Conquérir l'espace ou sauver la planète ©Istock

Le lancement du train de satellites Starlink par la société SpaceX au printemps dernier a suscité l'indignation de certains astronomes et écologistes. Plutôt que d'explorer le ciel et de coloniser le système solaire, n'est-il pas plus urgent de sauver notre planète ?


Pièces de fusées éjectées, satellites hors d’usage, morceaux de ferraille détachés accidentellement, sur les quelque 8.000 tonnes d’engins spatiaux qui gravitent au-dessus de nos têtes, pas moins de 6.300 tonnes seraient constituées uniquement de déchets spatiaux. (1) Territoire de l’exploration scientifique, l’espace est devenu aussi le terrain de jeu de sociétés de télécommunications ou de milliardaires aux rêves démesurés. Après avoir souillé les océans avec ses détritus plastiques voguant à la dérive, l’Homme a réussi ce triste exploit de polluer jusqu’à la stratosphère.
Envoyer des objets dans l’espace n'est pas sans conséquence. La plupart du temps, on ne peut pas les récupérer, et donc ils s'accumulent. Avec des risques de collisions, mais aussi d'interférences, sans compter la pollution engendrée par les lancements de fusées, nécessaires à leur mise sur orbite. Cerise amère sur le gâteau pour les astronomes, cette saturation du ciel gêne l'observation des étoiles et des planètes.
Sur les images que fournit la Nasa, on ne les voit pas, mais il y aurait au moins deux mille satellites qui gravitent en permanence autour de la Terre. Les plans d'Elon Musk, s'il parvient à les mener à leur terme, ajouteraient près de douze mille nouveaux satellites dans un ciel déjà encombré. Plusieurs lancements ont déjà été réalisés pour construire ce qui doit composer à terme une véritable constellation destinée à offrir un internet à haut débit dans les parties les moins densément peuplées du globe.

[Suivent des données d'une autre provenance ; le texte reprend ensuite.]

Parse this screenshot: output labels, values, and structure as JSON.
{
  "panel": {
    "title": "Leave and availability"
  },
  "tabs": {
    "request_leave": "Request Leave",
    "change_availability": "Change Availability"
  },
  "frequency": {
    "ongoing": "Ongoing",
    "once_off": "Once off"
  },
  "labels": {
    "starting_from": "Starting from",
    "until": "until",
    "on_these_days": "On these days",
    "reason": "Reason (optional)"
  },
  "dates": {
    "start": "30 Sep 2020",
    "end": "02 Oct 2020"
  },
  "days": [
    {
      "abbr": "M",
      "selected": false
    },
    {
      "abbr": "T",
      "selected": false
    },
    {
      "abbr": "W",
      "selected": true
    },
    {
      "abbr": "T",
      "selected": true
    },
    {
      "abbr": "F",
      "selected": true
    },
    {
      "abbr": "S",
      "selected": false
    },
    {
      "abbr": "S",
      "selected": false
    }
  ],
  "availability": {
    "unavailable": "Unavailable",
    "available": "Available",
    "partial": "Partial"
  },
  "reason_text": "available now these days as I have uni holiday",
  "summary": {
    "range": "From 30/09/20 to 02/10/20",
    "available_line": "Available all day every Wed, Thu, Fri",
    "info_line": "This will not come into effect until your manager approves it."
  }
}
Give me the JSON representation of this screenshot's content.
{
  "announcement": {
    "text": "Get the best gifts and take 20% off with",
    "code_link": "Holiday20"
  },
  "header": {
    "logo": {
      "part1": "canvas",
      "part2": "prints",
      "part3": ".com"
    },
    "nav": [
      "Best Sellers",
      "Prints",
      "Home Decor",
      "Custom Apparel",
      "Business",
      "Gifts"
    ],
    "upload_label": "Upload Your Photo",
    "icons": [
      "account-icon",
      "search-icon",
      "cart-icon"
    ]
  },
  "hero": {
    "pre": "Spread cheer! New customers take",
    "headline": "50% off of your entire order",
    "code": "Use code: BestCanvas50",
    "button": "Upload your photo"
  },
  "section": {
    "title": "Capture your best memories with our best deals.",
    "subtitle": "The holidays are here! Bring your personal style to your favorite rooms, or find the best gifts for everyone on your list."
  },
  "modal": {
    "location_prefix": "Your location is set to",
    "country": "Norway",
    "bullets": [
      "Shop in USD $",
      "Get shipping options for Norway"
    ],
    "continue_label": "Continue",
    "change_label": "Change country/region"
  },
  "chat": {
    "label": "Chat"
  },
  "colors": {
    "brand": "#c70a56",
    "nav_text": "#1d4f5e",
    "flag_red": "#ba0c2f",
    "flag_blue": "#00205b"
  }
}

Interpellé de toutes parts, le milliardaire américain tente d'apaiser la foule, mais ne convainc pas les scientifiques inquiets. (2)

L’issue de secours ?

“Je ne pense pas que la race humaine survivra les prochains milliers d'années, à moins que nous nous étendions dans l'espace, professait en 2001 le cosmologiste Stephen Hawking. Il y a trop d'accidents qui peuvent anéantir la vie sur une seule planète. Mais je suis optimiste. Nous atteindrons les étoiles.”(3)
Pour une poignée de milliardaires comme Jeff Bezos, Elon Musk ou Richard Branson (4), l'espace semble constituer leur plan B, la sortie de secours d'une Terre en déroute, dont les ressources serai ent bientôt épuisées. À ce titre, ce serait donc penser à l'avenir et à la survie de l'humanité que d'envisager de coloniser Mars ou d'investir dans la recherche d'exoplanètes habitables.
Élan philanthropique d’hommes qui pensent pouvoir sauver l'humanité en conquérant l'espace intergalactique, à défaut de nouveaux territoires, ou caprice d’enfants gâtés ? Sorte d'arche de Noé pour riches, le vaisseau qui nous conduira sur une planète de rechange ne pourra pas embarquer tout le monde.
L'autre argument contre les fusées, c'est qu'on ouvre là un champ à l'esprit de conquête. Devant cette volonté de s'approprier l'univers, d'en faire un lieu de tourisme, d'y projeter finalement les mêmes conflits et jeux de pouvoir que ceux qui existent sur terre, il existe une attitude qui diffère beaucoup de celle-là, souligne l’astrophysicien Aurélien Barrau. L'espace peut s'appréhender avec curiosité, comme un vaste domaine que nous connaissons encore très peu. Il passionne, il fascine le scientifique qui cherche à comprendre ses lois et qui, minutieusement, l'explore.

Un symbolisme lourd

Derrière la question écologique, l'enjeu est symbolique, analyse ce professeur de l’université de Grenoble, qui nous rappelle que l'espace est encore loin de se trouver à la portée des êtres humains, même des plus riches ou des plus savants. À propos de ceux qui rêvent de s'acheter la Lune, il nous ramène les pieds sur Terre : "Naturellement ils n’y parviendront pas, c’est scientifiquement insensé, mais l’image est lourde, presque insupportable. D’autant que ceux qui envisagent de fuir sont les premiers responsables du naufrage." (5)
Alors, certains s'insurgent et exigent que tous ces plans tirés sur la comète soient abandonnés au profit d'enjeux humanitaires plus sérieux, plus brûlants. Lutter contre les catastrophes naturelles, combattre la pollution, s'attaquer à la faim dans le monde et aux problèmes de santé publique, voilà quelques suggestions très pragmatiques, plus terre à terre.
Il semble que ce soit finalement la même partie qui se joue, à l'infini, de façon absurde, d'abord sur la Terre et maintenant dans l'espace. Il y a ceux que la nature et l'univers inspirent, fascinent, qui explorent pour mieux connaître, qui expliquent pour mieux partager ce qui, dans leur conception, est un bien commun de l’humanité. Puis, il y a ceux qui veulent s'accaparer tout ce qu'ils voient, et tentent de justifier leur esprit de conquête par des discours qui séduisent de moins en moins.

 


 

(1) Source : Agence spatiale européenne 2018 (Esa)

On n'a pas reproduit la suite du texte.